“你别跟我嘴上逞英雄啊,就你这样?还玩过处女?”李誊在张琛面前,忍不住也要装点江湖气出来。
他不由想起自己曾经问过张琛,当初是不是进过局子,张琛的回答是:“强奸……还他妈未遂。判了五年,蹲了三年……”

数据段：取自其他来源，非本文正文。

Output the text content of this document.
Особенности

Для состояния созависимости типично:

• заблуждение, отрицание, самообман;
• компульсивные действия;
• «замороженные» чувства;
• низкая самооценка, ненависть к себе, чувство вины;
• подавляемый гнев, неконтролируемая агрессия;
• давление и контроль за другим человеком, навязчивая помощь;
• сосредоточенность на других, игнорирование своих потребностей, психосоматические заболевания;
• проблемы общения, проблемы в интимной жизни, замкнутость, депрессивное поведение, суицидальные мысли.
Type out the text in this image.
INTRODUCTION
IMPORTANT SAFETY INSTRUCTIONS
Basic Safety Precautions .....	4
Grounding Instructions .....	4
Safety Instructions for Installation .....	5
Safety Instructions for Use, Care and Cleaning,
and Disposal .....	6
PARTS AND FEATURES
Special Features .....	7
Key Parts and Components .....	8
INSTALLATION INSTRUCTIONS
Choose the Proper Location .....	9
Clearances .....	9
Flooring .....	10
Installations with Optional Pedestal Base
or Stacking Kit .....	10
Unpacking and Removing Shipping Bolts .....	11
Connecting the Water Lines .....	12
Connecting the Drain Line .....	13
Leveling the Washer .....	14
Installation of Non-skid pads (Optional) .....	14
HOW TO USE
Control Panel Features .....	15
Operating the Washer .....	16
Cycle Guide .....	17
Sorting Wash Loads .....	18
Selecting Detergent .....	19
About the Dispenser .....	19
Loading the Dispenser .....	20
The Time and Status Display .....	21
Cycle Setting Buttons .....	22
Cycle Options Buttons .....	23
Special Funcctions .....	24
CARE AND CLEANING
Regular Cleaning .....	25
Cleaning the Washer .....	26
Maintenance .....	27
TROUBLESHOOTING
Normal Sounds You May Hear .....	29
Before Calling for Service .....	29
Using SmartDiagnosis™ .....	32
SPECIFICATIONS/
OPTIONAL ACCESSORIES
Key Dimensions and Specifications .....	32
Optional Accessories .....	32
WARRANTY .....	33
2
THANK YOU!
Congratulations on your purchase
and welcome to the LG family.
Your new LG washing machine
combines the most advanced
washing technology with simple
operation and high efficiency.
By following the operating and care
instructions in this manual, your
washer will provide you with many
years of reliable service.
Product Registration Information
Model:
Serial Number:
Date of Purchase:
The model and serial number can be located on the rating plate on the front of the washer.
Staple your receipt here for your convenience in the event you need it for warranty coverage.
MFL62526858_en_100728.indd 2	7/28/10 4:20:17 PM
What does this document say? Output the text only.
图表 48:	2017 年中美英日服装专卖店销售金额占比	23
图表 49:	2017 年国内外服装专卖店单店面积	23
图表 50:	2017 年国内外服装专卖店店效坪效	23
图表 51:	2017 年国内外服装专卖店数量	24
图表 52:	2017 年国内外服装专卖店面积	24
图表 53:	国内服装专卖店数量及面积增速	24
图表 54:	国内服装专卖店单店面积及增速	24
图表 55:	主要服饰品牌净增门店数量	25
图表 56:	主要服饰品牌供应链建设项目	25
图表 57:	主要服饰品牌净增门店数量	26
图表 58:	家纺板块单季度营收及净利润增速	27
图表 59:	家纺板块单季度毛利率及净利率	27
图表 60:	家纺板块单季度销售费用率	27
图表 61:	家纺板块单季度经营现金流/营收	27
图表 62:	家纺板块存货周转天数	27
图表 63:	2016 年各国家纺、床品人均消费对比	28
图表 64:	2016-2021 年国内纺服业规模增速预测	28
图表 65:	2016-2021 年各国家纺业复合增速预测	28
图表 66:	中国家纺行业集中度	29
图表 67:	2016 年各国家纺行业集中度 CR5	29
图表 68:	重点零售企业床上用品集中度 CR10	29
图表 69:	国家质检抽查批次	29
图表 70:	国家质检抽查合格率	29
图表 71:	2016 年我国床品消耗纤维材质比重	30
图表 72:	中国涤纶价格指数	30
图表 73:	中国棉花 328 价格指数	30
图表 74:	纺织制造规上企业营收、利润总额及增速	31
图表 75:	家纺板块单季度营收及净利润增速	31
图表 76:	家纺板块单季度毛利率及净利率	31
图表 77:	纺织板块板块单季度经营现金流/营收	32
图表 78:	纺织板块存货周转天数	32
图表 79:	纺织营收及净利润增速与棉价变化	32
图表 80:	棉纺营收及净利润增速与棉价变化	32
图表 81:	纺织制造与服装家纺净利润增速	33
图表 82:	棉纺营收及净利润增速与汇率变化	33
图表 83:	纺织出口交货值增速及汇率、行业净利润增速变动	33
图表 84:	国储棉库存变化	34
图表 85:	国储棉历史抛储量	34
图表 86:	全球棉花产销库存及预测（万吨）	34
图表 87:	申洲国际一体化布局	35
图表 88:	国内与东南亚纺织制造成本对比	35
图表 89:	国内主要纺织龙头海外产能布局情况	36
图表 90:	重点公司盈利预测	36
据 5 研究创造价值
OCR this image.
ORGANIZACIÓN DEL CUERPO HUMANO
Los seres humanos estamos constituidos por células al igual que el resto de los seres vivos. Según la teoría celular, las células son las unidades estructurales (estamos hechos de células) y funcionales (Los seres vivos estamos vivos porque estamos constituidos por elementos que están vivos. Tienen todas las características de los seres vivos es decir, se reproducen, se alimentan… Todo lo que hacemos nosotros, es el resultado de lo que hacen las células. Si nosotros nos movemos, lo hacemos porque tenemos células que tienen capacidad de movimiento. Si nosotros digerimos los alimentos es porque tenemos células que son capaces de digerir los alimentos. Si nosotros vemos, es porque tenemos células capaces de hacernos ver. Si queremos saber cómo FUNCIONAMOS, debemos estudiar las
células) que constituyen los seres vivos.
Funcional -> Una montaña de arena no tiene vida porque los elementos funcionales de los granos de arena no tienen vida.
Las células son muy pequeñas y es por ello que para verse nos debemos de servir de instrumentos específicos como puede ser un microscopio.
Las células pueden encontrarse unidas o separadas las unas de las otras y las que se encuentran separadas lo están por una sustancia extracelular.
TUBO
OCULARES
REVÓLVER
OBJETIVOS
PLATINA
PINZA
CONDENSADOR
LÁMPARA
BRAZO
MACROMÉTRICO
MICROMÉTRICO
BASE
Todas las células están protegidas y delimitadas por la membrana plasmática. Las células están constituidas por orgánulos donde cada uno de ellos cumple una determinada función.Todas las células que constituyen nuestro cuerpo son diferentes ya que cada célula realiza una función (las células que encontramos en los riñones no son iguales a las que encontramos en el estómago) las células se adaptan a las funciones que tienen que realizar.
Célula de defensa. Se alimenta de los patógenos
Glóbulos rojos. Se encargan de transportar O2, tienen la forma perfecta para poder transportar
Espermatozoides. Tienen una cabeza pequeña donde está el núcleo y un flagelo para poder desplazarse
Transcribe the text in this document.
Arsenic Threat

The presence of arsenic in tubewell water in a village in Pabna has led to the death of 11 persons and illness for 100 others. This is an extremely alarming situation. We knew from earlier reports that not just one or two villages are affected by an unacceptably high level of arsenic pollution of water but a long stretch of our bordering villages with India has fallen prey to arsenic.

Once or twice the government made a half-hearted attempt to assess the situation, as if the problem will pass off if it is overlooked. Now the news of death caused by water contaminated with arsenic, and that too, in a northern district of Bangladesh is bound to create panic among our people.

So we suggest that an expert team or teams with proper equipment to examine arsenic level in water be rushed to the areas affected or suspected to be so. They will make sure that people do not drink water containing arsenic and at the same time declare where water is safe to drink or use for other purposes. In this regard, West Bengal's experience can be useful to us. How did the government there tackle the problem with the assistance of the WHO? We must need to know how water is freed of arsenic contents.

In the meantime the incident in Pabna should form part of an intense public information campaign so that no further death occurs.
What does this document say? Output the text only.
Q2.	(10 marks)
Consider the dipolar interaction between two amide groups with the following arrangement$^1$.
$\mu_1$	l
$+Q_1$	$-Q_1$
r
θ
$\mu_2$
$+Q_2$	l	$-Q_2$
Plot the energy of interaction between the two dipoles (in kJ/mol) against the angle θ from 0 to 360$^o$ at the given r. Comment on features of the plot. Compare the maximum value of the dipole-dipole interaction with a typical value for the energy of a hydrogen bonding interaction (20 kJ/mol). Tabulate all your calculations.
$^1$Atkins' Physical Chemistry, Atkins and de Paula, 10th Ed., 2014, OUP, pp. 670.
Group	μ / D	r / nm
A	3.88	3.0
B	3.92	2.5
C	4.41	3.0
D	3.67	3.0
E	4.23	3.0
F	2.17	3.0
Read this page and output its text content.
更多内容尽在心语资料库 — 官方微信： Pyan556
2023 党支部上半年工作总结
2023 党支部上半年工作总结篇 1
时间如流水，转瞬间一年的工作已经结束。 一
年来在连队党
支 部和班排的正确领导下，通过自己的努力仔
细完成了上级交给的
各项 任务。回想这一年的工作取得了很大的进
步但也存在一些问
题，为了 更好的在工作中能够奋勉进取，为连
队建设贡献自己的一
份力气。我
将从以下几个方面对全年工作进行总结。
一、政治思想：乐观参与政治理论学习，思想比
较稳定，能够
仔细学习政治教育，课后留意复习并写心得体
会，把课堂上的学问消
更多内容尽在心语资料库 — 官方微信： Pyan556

“上过啊,怎么没上过?不过就一个两个就是了……哎,这就是价的问题了……你看,比如吧,我家隔壁就有个妹子,读高一,今年才十五六岁,长得也水灵,看情况应该也是个处女,你以为她这样的就没价?其实也有价?什么价?……哥我回头就摸她家里去……啊……直接来个霸王硬上弓,按了床上操翻了再说,不就得了个处女,有什么难的?但是价是什么呢?起码五年大牢……操,老子用五年大牢的时间赚钱,找个合适地方也可以买个处女来操?只是看着值不值了。”
“琛哥,你说的跟真的似的,你说你当初进去过,不就是想糟蹋谁家姑娘没成事么。”
“嘿嘿,那是那是……扯远了。哎,你别害臊,跟哥说实话,你要真是处,或者今儿有那念想……哥最近手上也宽余,得了一笔外财,今儿就是今儿了,圣诞节么。哥带你去个地方去见识见识,什么叫明码标价,好不好?哥买单,太贵的不中,但是差不多的,也保管你满意,你只管消费享受。”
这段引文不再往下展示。